The study, “Planning for Retirement: Financial Wellness Programs Can Help,” points out that many employers are rolling out financial wellness programs to help employees improve their financial well-being and better prepare for retirement.
“Employers have two goals: one is to help employees with their overall financial well-being because it’s the right thing to do. And second, from a business perspective, financially well employees are more engaged and productive,” said the report’s author, Michael Knowling, head of client relations and business development at Prudential Retirement.
Knowling added that certain fields, such as health care, lend themselves well to financial wellness programs. Health care employees value student debt assistance and budgeting tools because the amount of required education means they tend to incur more student loan debt.
“It’s really not a surprise. One of the biggest hurdles is just helping people manage the day-to-day. It’s individuals and employers who are asking for it,” Knowling said.
For example, a 27-year-old specialty doctor at the health care company makes an excellent salary but came to Phyillaier loaded with stress about how she could even begin to pay back the $237,000 in student loan debt she owed.
One of the first in her family to get a medical degree, she switched majors, tacking on an extra two years of school and piling on the debt. Phyillaier walked her through the Vault student loan assistance tool available through the Prudential-offered financial wellness platform. She learned about a program that allowed her to significantly cut down her debt payments.

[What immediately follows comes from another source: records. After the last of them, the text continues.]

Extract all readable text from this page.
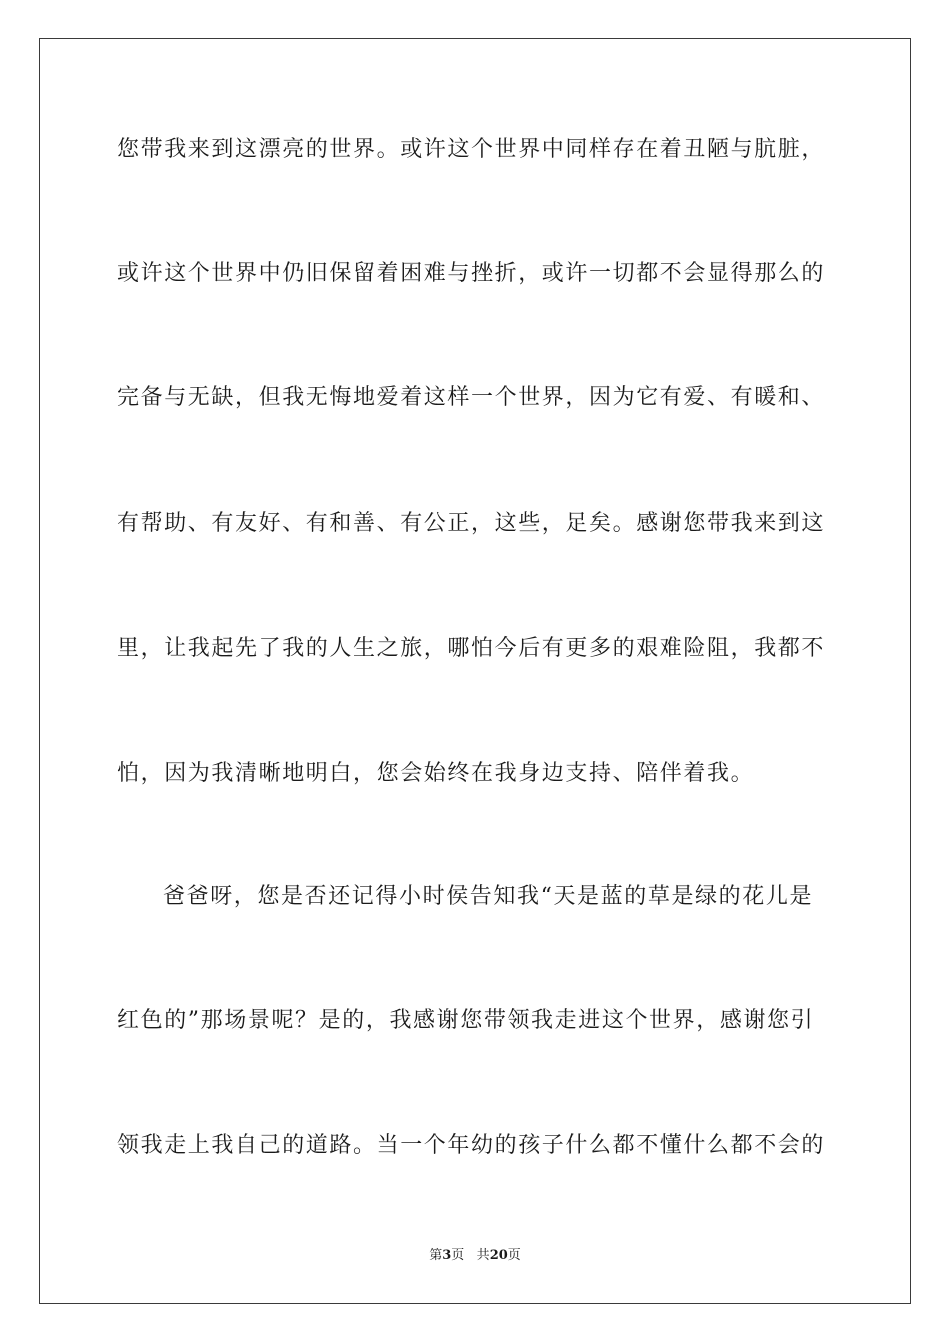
您带我来到这漂亮的世界。或许这个世界中同样存在着丑陋与肮脏，
或许这个世界中仍旧保留着困难与挫折，或许一切都不会显得那么的
完备与无缺，但我无悔地爱着这样一个世界，因为它有爱、有暖和、
有帮助、有友好、有和善、有公正，这些，足矣。感谢您带我来到这
里，让我起先了我的人生之旅，哪怕今后有更多的艰难险阻，我都不
怕，因为我清晰地明白，您会始终在我身边支持、陪伴着我。
爸爸呀，您是否还记得小时侯告知我“天是蓝的草是绿的花儿是
红色的”那场景呢？是的，我感谢您带领我走进这个世界，感谢您引
领我走上我自己的道路。当一个年幼的孩子什么都不懂什么都不会的
第3页 共20页
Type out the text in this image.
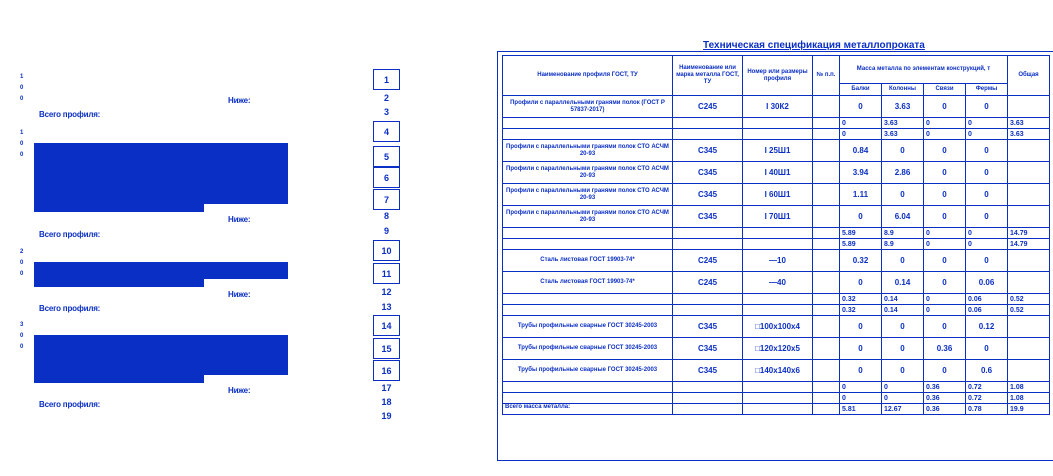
1
0
0	Ниже:
Всего профиля:
1
0
0
Ниже:
Всего профиля:
2
0
0
Ниже:
Всего профиля:
3
0
0
Ниже:
Всего профиля:
1
2
3
4
5
6
7
8
9
10
11
12
13
14
15
16
17
18
19
Техническая спецификация металлопроката
Наименование профиля ГОСТ, ТУ	Наименование или марка металла ГОСТ, ТУ	Номер или размеры профиля	№ п.п.	Масса металла по элементам конструкций, т				Общая
				Балки	Колонны	Связи	Фермы	
Профили с параллельными гранями полок (ГОСТ Р 57837-2017)	С245	I 30К2		0	3.63	0	0	
				0	3.63	0	0	3.63
				0	3.63	0	0	3.63
Профили с параллельными гранями полок СТО АСЧМ 20-93	С345	I 25Ш1		0.84	0	0	0	
Профили с параллельными гранями полок СТО АСЧМ 20-93	С345	I 40Ш1		3.94	2.86	0	0	
Профили с параллельными гранями полок СТО АСЧМ 20-93	С345	I 60Ш1		1.11	0	0	0	
Профили с параллельными гранями полок СТО АСЧМ 20-93	С345	I 70Ш1		0	6.04	0	0	
				5.89	8.9	0	0	14.79
				5.89	8.9	0	0	14.79
Сталь листовая ГОСТ 19903-74*	С245	—10		0.32	0	0	0	
Сталь листовая ГОСТ 19903-74*	С245	—40		0	0.14	0	0.06	
				0.32	0.14	0	0.06	0.52
				0.32	0.14	0	0.06	0.52
Трубы профильные сварные ГОСТ 30245-2003	С345	□100х100х4		0	0	0	0.12	
Трубы профильные сварные ГОСТ 30245-2003	С345	□120х120х5		0	0	0.36	0	
Трубы профильные сварные ГОСТ 30245-2003	С345	□140х140х6		0	0	0	0.6	
				0	0	0.36	0.72	1.08
				0	0	0.36	0.72	1.08
Всего масса металла:				5.81	12.67	0.36	0.78	19.9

“They ask me, ‘Mike, have I screwed up the rest of my life?’ They’re stressed out about it to the point that it’s affecting their lives,” said Phyillaier. “It’s almost becoming the norm, and to me, that’s the saddest thing.”
Another employee in her 50s came to Phyillaier worried about being able to retire without debt. Although she has a master’s degree and a high-paying job, she had $59,000 of her own student loans on top of Parent Plus loans for her son’s college costs and a heavily mortgaged home.

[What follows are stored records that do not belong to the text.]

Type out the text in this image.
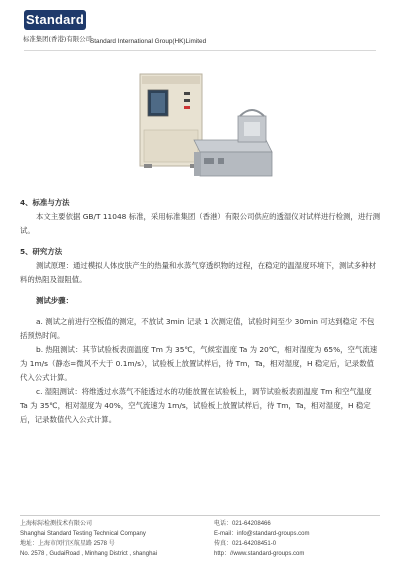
Standard
标准集团(香港)有限公司
Standard International Group(HK)Limited

4、标准与方法

本文主要依据 GB/T 11048 标准，采用标准集团（香港）有限公司供应的透湿仪对试样进行检测，进行测试。

5、研究方法

测试原理：通过模拟人体皮肤产生的热量和水蒸气穿透织物的过程，在稳定的温湿度环境下，测试多种材料的热阻及湿阻值。

测试步骤：

a. 测试之前进行空板值的测定，不放试 3min 记录 1 次测定值，试验时间至少 30min 可达到稳定 不包括预热时间。

b. 热阻测试：其节试验板表面温度 Tm 为 35℃，气候室温度 Ta 为 20℃，相对湿度为 65%，空气流速为 1m/s（静态=微风不大于 0.1m/s），试验板上放置试样后，待 Tm，Ta，相对湿度，H 稳定后，记录数值代入公式计算。

c. 湿阻测试：将维透过水蒸气不能透过水的功能放置在试验板上，调节试验板表面温度 Tm 和空气温度 Ta 为 35℃，相对湿度为 40%，空气流速为 1m/s，试验板上放置试样后，待 Tm，Ta，相对湿度，H 稳定后，记录数值代入公式计算。

上海标际检测技术有限公司
Shanghai Standard Testing Technical Company
地址：上海市闵行区航星路 2578 号
No. 2578 , GudaiRoad , Minhang District , shanghai
电话：021-64208466
E-mail：info@standard-groups.com
传真：021-64208451-0
http：//www.standard-groups.com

“She’s very typical. She now sees retirement coming and realizes she should have done things differently. In her case, it was finding the most efficient way for her to get rid of her debt and still save money for retirement,” Phyillaier said.

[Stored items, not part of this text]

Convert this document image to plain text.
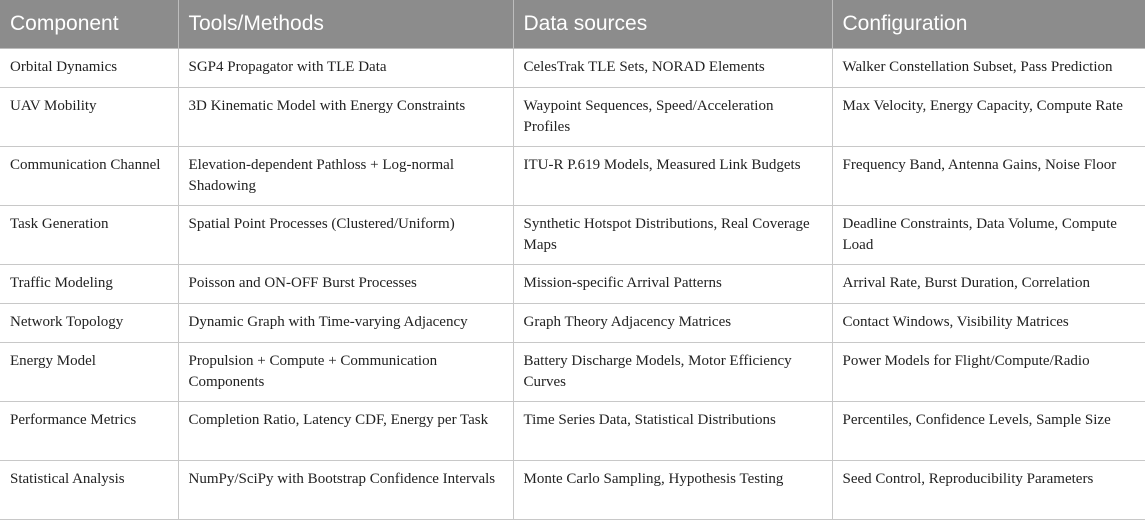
Component	Tools/Methods	Data sources	Configuration
Orbital Dynamics	SGP4 Propagator with TLE Data	CelesTrak TLE Sets, NORAD Elements	Walker Constellation Subset, Pass Prediction
UAV Mobility	3D Kinematic Model with Energy Constraints	Waypoint Sequences, Speed/Acceleration Profiles	Max Velocity, Energy Capacity, Compute Rate
Communication Channel	Elevation-dependent Pathloss + Log-normal Shadowing	ITU-R P.619 Models, Measured Link Budgets	Frequency Band, Antenna Gains, Noise Floor
Task Generation	Spatial Point Processes (Clustered/Uniform)	Synthetic Hotspot Distributions, Real Coverage Maps	Deadline Constraints, Data Volume, Compute Load
Traffic Modeling	Poisson and ON-OFF Burst Processes	Mission-specific Arrival Patterns	Arrival Rate, Burst Duration, Correlation
Network Topology	Dynamic Graph with Time-varying Adjacency	Graph Theory Adjacency Matrices	Contact Windows, Visibility Matrices
Energy Model	Propulsion + Compute + Communication Components	Battery Discharge Models, Motor Efficiency Curves	Power Models for Flight/Compute/Radio
Performance Metrics	Completion Ratio, Latency CDF, Energy per Task	Time Series Data, Statistical Distributions	Percentiles, Confidence Levels, Sample Size
Statistical Analysis	NumPy/SciPy with Bootstrap Confidence Intervals	Monte Carlo Sampling, Hypothesis Testing	Seed Control, Reproducibility Parameters
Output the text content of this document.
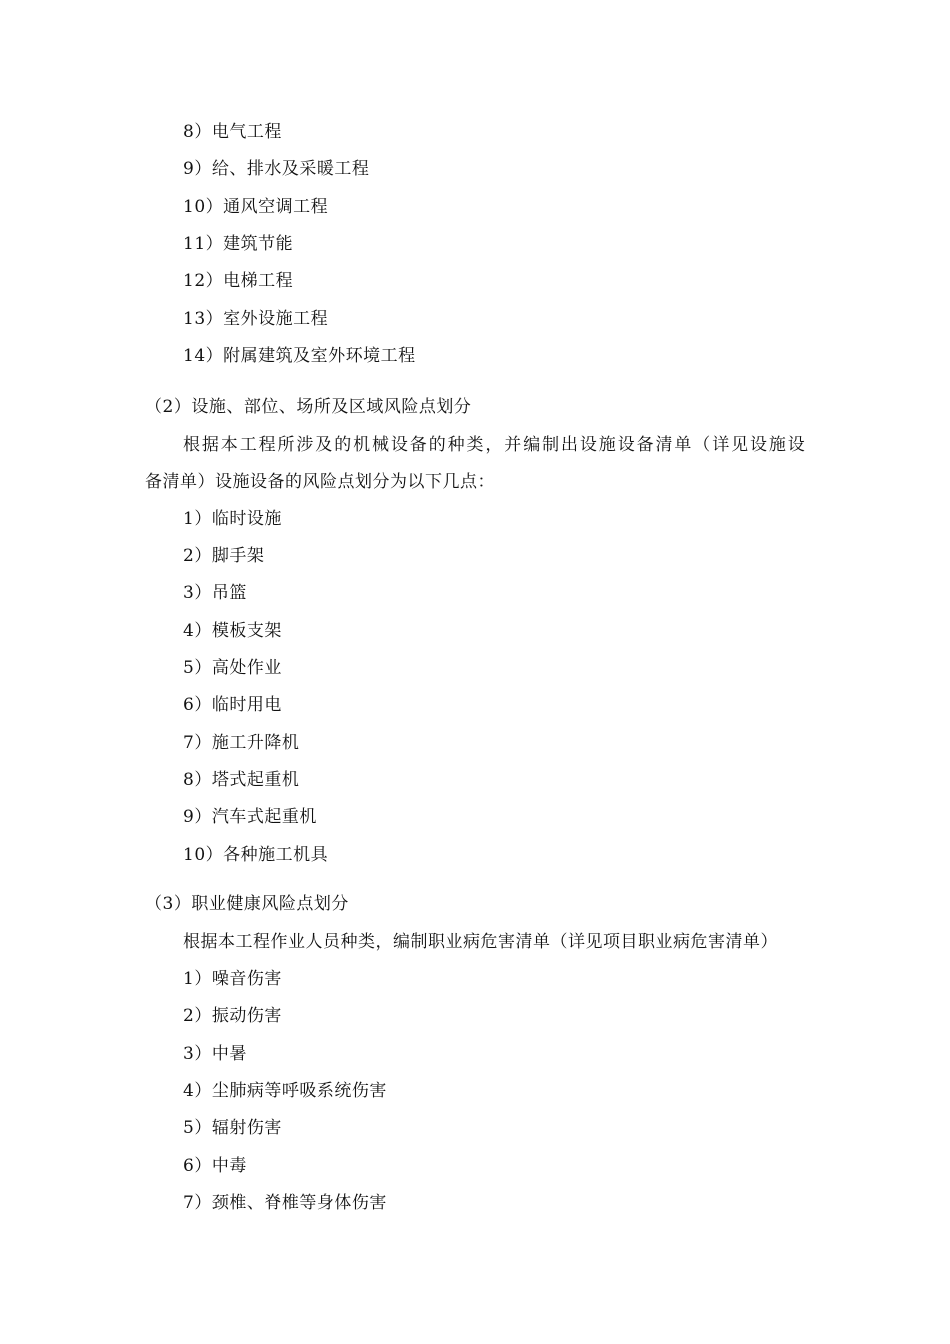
8）电气工程
9）给、排水及采暖工程
10）通风空调工程
11）建筑节能
12）电梯工程
13）室外设施工程
14）附属建筑及室外环境工程
（2）设施、部位、场所及区域风险点划分
根据本工程所涉及的机械设备的种类，并编制出设施设备清单（详见设施设
备清单）设施设备的风险点划分为以下几点：
1）临时设施
2）脚手架
3）吊篮
4）模板支架
5）高处作业
6）临时用电
7）施工升降机
8）塔式起重机
9）汽车式起重机
10）各种施工机具
（3）职业健康风险点划分
根据本工程作业人员种类，编制职业病危害清单（详见项目职业病危害清单）
1）噪音伤害
2）振动伤害
3）中暑
4）尘肺病等呼吸系统伤害
5）辐射伤害
6）中毒
7）颈椎、脊椎等身体伤害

Again, using the financial wellness program’s student loan assistance tool, she came up with a workable plan to decrease her repayment timeline by a decade and used the program’s budgeting tool to allocate an additional $120 a month to her loan payments without reducing her retirement plan contributions.
Her success is an example of how effective financial wellness tools available through the workplace, can make a real difference in helping individuals manage their daily expenses, said Knowling. “And if you can manage day-to-day finances—budgeting, managing debt, building an emergency fund—you’re more likely to have the resources to achieve the financial goals most important to you while protecting against unexpected financial demands,” he added.
One story is particularly poignant to Phyillaier, about a 37-year-old nurse making $70,000 a year who came to him when he started four years ago. A single mother with a 14-year-old son, she lived with her mother because the $79,000 she owed in student debt meant she couldn’t afford rent.
“I asked her, ‘If you had a little bit of extra money, what would you do with it?’ And she said she’d never been on a vacation and never been able to take her son on a vacation,” Phyillaier said.
So, over a year, he worked with her on a budget and a student debt repayment plan. This past January, she came to see him.
“She came in with a picture book. She had saved enough money to take her son on a Disney cruise and paid for it in cash. And she has just about enough that she’s going to be able to rent an apartment,” Phyillaier said. “Having a budget, being able to ask someone, ‘How do I do this?’ completely changed how she thought about money and changed her life.”